Posts

Apasih Zakat Fitrah Itu? Bagaimana Hukumnya Dalam Islam?

ZAKAT Fitrah, tidak asing lagi ditelinga para muslim di dunia. Apalagi ketika menjelang Hari Raya Idul Fitri.
Namun apasih sebenarnya hukum dan tujuan umat muslim membayar Zakat Fitrah?. Zakat Fitrah yang diwajibkan atas diri setiap individu lelaki dan perempuan muslim yang berkemampuan dengan syarat-syarat yang ditetapkan. Kata Fitrah yang ada merujuk kepada kesucian ketika manusia baru diciptakan, dengan kata lain dengan membayar Zakat Fitrah, dengan Izin dan ridho Allah SWT manusia kembali kepada keadaan fitrah atau suci.

Yang berkewajiban membayar:

Setiap muslim diwajibkan untuk mengeluarkan zakat fitrah untuk dirinya, keluarganya dan orang lain yang menjadi tanggungannya baik orang dewasa, anak kecil, laki-laki maupun wanita. Dengan syarat ia memiliki kelebihan makanan atau hartanya dari keperluan tanggungannya pada malam dan pagi hari raya. Selain itu, anak yang lahir sebelum matahari jatuh pada akhir bulan Ramadan dan hidup selepas terbenam matahari. Memeluk Islam sebelum terbenam matahari pada akhir bulan Ramadan dan tetap dalam Islamnya. Seseorang yang meninggal selepas terbenam matahari akhir Ramadan, juga diwajibkan membayara Zakat Fitrah.

Besar Zakat:
Besar zakat yang dikeluarkan menurut para ulama adalah sesuai penafsiran terhadap hadits adalah sebesar satu sha’ (1 sha’=4 mud, 1 mud=675 gr) atau kira-kira setara dengan 3,5 liter atau 2.7 kg makanan pokok (tepung, kurma, gandum, aqith) atau yang biasa dikonsumsi di daerah bersangkutan (Mazhab syafi’i dan Maliki)

Waktu Pengeluaran:
Zakat Fitrah dikeluarkan pada bulan Ramadan, paling lambat sebelum orang-orang selesai menunaikan Salat Ied. Jika waktu penyerahan melewati batas ini maka yang diserahkan tersebut tidak termasuk dalam kategori zakat melainkan sedekah biasa.

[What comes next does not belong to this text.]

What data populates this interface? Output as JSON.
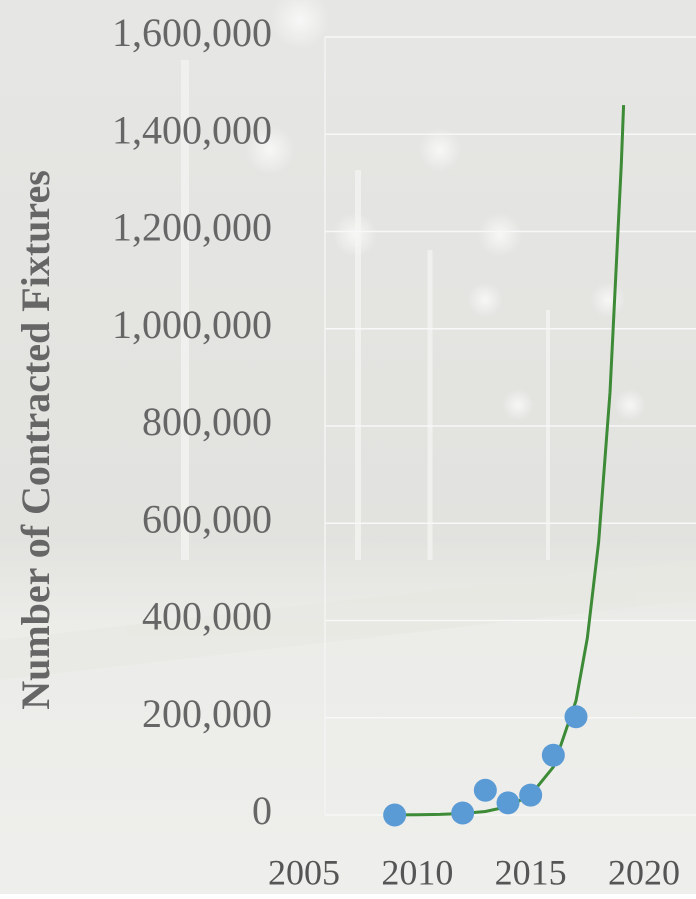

Penerima Zakat secara umum ditetapkan dalam 8 golongan/asnaf (fakir, miskin, amil, muallaf, hamba sahaya, gharimin, fisabilillah, ibnu sabil) namun menurut beberapa ulama khusus untuk zakat fitrah mesti didahulukan kepada dua golongan pertama yakni fakir dan miskin. Pendapat ini disandarkan dengan alasan bahwa jumlah/nilai zakat yang sangat kecil sementara salah satu tujuannya dikeluarkankannya zakat fitrah adalah agar para fakir dan miskin dapat ikut merayakan hari raya dan saling berbagi sesama umat islam.